Book Reviews | January 2010 | Steve Alburty

TLS Books of the Year

The Times Literary Supplement, published monthly in the UK, comes out in late November with its Books of the Year edition.  I don't subscribe to the publication because I enjoy eating so much and the U.S. subscription price of $189 would mean several meals per year would probably have to be exchanged for some form of protein originally intended for cats.

But a friend of mine was kind enough to share his copy with me. (Thank you, Gary!)

In it, 57 authors of world-renown are asked to write about some of their favorite reading experiences of the preceding year.  Among the 57 writers this year were Julian Barnes, A.S. Byatt, Margaret Drabble, Nadine Gordimer, Seamus Heaney, etc.  Opening this annual issue is akin to a circus car arriving in your mailbox that opens up and, instead of clowns, deposits some of the greatest writers into your living room all in a tumble where they proceed to hold a grand salon.

A consistent theme runs through many of the entries: everyone seems a bit pea-green with envy over Hilary Mantel's Wolf Hall.  They complain about its intelligence, the hype, about the Man Booker Prize - but everyone eventually manages to get over themselves and it seems to have been cited most often by this august group of 57, who have the good manners to refrain from wishing they'd written it themselves.

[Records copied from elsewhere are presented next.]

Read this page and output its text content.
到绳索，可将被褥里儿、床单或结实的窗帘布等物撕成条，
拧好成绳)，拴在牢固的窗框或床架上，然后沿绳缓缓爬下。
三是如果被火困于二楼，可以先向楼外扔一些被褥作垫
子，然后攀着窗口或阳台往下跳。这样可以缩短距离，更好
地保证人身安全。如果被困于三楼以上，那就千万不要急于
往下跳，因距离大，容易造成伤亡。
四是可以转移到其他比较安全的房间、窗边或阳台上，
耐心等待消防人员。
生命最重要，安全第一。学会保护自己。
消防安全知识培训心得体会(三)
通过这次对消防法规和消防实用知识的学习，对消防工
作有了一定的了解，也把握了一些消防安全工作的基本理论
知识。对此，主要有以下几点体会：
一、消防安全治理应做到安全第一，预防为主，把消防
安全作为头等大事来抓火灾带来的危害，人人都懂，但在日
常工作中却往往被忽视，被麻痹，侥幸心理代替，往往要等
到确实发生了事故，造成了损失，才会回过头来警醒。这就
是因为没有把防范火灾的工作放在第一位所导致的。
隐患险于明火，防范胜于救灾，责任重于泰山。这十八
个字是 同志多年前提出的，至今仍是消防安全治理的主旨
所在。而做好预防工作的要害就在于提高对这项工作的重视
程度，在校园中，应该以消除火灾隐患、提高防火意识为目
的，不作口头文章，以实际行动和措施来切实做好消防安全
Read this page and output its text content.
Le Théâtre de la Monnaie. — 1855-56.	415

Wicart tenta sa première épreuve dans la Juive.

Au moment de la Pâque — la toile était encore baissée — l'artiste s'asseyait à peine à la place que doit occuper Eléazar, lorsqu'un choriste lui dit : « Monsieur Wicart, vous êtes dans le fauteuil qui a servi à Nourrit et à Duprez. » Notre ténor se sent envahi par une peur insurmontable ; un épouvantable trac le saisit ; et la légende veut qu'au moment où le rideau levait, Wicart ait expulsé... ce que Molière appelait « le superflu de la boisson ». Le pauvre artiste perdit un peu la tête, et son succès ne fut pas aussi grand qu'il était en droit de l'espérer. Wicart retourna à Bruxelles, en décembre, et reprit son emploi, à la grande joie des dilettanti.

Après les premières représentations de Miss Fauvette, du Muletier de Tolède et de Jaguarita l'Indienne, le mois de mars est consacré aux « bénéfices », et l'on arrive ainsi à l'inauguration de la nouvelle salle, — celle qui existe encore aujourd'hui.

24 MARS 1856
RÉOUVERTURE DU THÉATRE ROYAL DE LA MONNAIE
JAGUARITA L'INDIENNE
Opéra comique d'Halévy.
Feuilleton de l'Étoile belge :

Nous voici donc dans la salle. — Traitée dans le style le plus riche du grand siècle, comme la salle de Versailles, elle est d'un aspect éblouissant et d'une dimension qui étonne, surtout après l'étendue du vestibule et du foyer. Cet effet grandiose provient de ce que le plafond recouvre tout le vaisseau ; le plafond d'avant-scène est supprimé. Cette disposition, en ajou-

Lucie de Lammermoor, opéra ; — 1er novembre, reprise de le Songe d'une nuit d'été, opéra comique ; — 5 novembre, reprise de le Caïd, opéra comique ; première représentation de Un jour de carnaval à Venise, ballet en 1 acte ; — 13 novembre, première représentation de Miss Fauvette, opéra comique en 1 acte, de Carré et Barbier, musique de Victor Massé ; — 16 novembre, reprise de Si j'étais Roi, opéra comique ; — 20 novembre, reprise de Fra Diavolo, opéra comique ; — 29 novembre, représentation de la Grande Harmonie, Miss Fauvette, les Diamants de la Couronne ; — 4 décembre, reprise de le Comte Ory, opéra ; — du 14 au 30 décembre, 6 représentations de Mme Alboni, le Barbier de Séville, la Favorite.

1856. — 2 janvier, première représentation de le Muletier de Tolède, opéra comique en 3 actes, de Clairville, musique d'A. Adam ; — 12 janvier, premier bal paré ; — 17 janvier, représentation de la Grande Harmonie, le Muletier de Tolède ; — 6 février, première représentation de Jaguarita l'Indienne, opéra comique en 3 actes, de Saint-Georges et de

Another favorite seems to be The Letters of Samuel Beckett, 1929-1940.  (There are three more volumes to come.)

Julian Barnes devotes his two paragraphs to a gracious salute to John Updike, who died in 2009.  Barnes feels that Updike's final works, My Father's Tears and Endpoint were grotesquely misunderstood. "Death afforded him no courtesy, and the stories received several reviews of impudent stupidity."  He reminds us all of Updike's Herculean contribution to letters by noting that Everyman has published Updike's final reworking of the Rabbit quartet as Rabbit Angstrom and calls it "the greatest American novel of the second half of the twentieth century.

Reading the TLS Books of the Year edition is not for the faint of heart, because whatever books you've read this year suddenly seem like Miss Piggly Wiggly.

Marjorie Perloff would like you to try out a 700-page bilingual edition of The Poetry of Rilke, translated by Edward Snow. David Wooten urges you to pick up the 13 lb. (yes, 13 lb.) The Historical Thesaurus of the Oxford English Dictionary. Also be prepared to thank Michael Hofman for suggesting a novel from 1970 (Metropole), which has just been translated into English from the Finnish.

The TLS year-end summary may be the most satisfying and the most challenging of the "Best Books of the Year" genre.  It will inspire you to stretch your reading habits; to read harder. It's the literary equivalent of feeling compelled to go to the gym. I am perfectly willing to have these 57 writers serve as my personal coaches. I look so much better sitting on a sofa than I do on the treadmill.